Abstract The urgent need for sustainable and high‐performance energy storage beyond lithium‐ion batteries has propelled the development of room‐temperature sodium–sulfur batteries (RT‐NSBs), which leverage earth‐abundant elements to offer a high theoretical energy density. However, the practical realization of RT‐NSBs is severely constrained by formidable challenges originating at the electrolyte, primarily the detrimental polysulfide shuttle effect, the uncontrolled growth of sodium dendrites, and sluggish reaction kinetics. Addressing these intertwined issues through rational electrolyte design is paramount for unlocking the potential of this technology. This review offers a comprehensive comparison of liquid, gel polymer, and solid‐state electrolytes for RT‐NSBs, establishing a mechanistic framework that connects solvation chemistry, interfacial reactions, and electrochemical behavior to actionable electrolyte design principles. The fundamental operating principles and key challenges are first outlined. Subsequently, a systematic overview of state‐of‐the‐art strategies across different electrolyte platforms is presented, emphasizing the underlying mechanisms and notable achievements.

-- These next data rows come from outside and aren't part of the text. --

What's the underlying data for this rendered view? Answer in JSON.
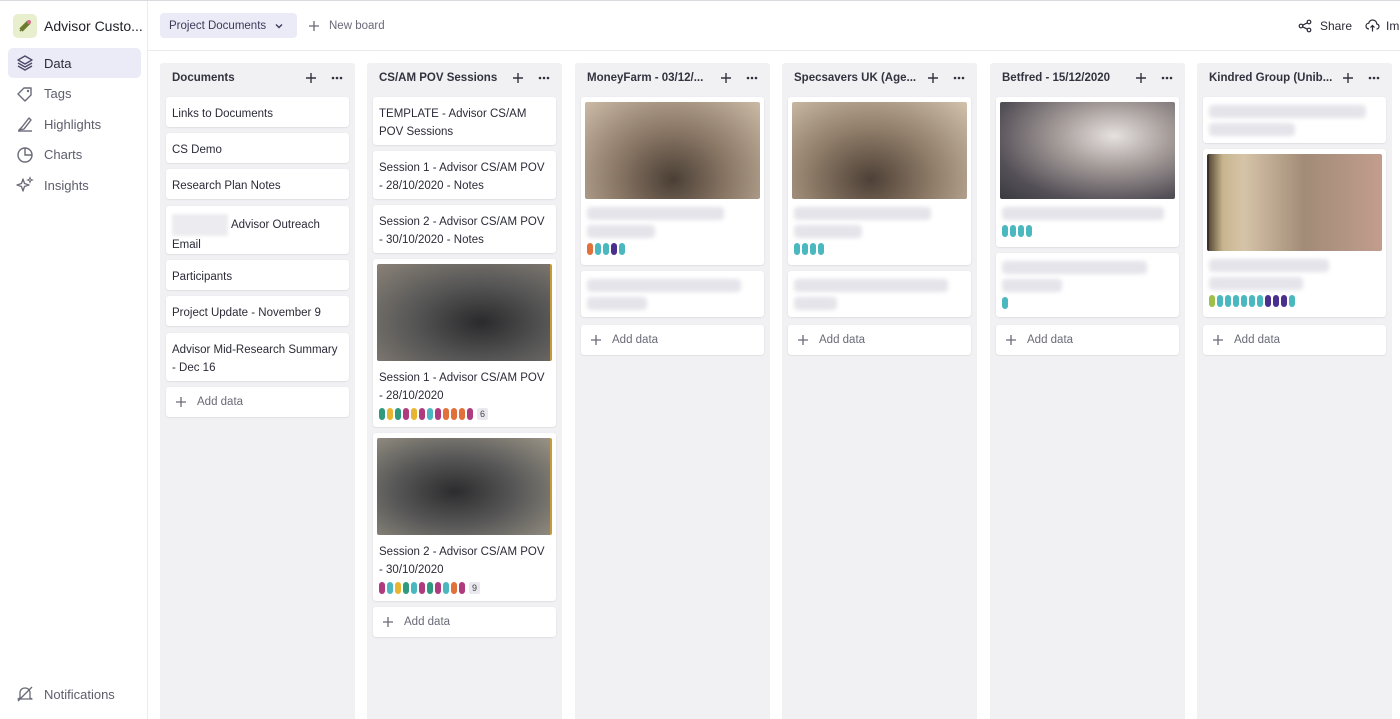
{
  "workspace": {
    "name": "Advisor Custo..."
  },
  "nav": {
    "items": [
      {
        "label": "Data",
        "icon": "layers-icon"
      },
      {
        "label": "Tags",
        "icon": "tag-icon"
      },
      {
        "label": "Highlights",
        "icon": "highlighter-icon"
      },
      {
        "label": "Charts",
        "icon": "pie-chart-icon"
      },
      {
        "label": "Insights",
        "icon": "sparkle-icon"
      }
    ],
    "notifications": "Notifications"
  },
  "topbar": {
    "board_select": "Project Documents",
    "new_board": "New board",
    "share": "Share",
    "import": "Im"
  },
  "add_label": "Add data",
  "columns": [
    {
      "title": "Documents",
      "cards": [
        "Links to Documents",
        "CS Demo",
        "Research Plan Notes",
        "Advisor Outreach Email",
        "Participants",
        "Project Update - November 9",
        "Advisor Mid-Research Summary - Dec 16"
      ]
    },
    {
      "title": "CS/AM POV Sessions",
      "cards": [
        "TEMPLATE - Advisor CS/AM POV Sessions",
        "Session 1 - Advisor CS/AM POV - 28/10/2020 - Notes",
        "Session 2 - Advisor CS/AM POV - 30/10/2020 - Notes",
        "Session 1 - Advisor CS/AM POV - 28/10/2020",
        "Session 2 - Advisor CS/AM POV - 30/10/2020"
      ],
      "tag_counts": [
        "6",
        "9"
      ]
    },
    {
      "title": "MoneyFarm - 03/12/..."
    },
    {
      "title": "Specsavers UK (Age..."
    },
    {
      "title": "Betfred - 15/12/2020"
    },
    {
      "title": "Kindred Group (Unib..."
    }
  ],
  "colors": {
    "active_nav": "#ebebf7",
    "column_bg": "#f1f1f4",
    "tag_teal": "#4bb8bf",
    "tag_magenta": "#b03a7e",
    "tag_orange": "#e2703a",
    "tag_yellow": "#e7b52f",
    "tag_purple": "#4a2f8f",
    "tag_green": "#2f9a7e",
    "tag_lime": "#9cc04a"
  }
}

Furthermore, the pivotal role of advanced characterization techniques in elucidating complex solvation structures, electrode‐electrolyte interphases, and sulfur redox pathways is discussed to accelerate the rational design of electrolytes. Finally, this review points out the remaining challenges and potential directions to accelerate the transition of RT‐NSBs into practical, next‐generation energy storage solutions.